Also notable is the new Isleport trading estate at Highbridge, which houses many global businesses such as Geest (Isleport Foods) who make yoghurt under franchise to Ski & Muller, Brake Brothers who supply the catering trade, BFP wholesale who supply dry goods to bakeries etc., Woodbury & Haines who supply furniture globally, Polybeam Limited who supply GRP radio masts to customers such as Marconi, and also AT&T whose centre there controls all internet cable traffic to and from the US.

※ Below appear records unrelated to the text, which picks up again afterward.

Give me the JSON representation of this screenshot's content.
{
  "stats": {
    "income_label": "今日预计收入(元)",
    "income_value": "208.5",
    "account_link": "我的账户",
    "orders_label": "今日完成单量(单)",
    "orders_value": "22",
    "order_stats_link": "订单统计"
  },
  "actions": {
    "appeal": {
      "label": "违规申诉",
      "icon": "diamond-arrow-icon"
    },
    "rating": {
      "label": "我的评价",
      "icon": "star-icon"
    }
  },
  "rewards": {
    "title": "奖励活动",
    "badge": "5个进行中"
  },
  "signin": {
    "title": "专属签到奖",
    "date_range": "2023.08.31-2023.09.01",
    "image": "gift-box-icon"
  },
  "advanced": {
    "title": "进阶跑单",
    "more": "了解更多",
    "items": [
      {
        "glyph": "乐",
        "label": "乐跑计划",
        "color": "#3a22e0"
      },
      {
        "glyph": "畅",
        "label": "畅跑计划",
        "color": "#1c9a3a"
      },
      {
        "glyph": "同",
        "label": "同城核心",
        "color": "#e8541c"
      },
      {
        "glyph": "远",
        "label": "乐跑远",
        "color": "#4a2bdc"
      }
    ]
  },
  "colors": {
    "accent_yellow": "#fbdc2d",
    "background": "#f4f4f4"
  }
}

Industry in Bridgwater has also seen major growth recently with the opening of "Express Park" which houses Gerber Foods (a global fruit juice supplier), NHS Logistics depot and Eddie Stobart depot.

==Governance==

===Sedgemoor District Council===

The Sedgemoor district was established in 1974 and was based in Bridgwater. It covers a mostly rural area between the Quantock Hills and the Mendip Hills. The council, along with Somerset County Council, was replaced in April 2023 by Somerset Council, a unitary authority.

==Education==

Schools (those which are not independent) in Sedgemoor are operated the Children & Young People's Directorate of Somerset County Council, although some such as The Kings of Wessex School in Cheddar have distanced themselves from the county council by opting for foundation and then subsequently academy status.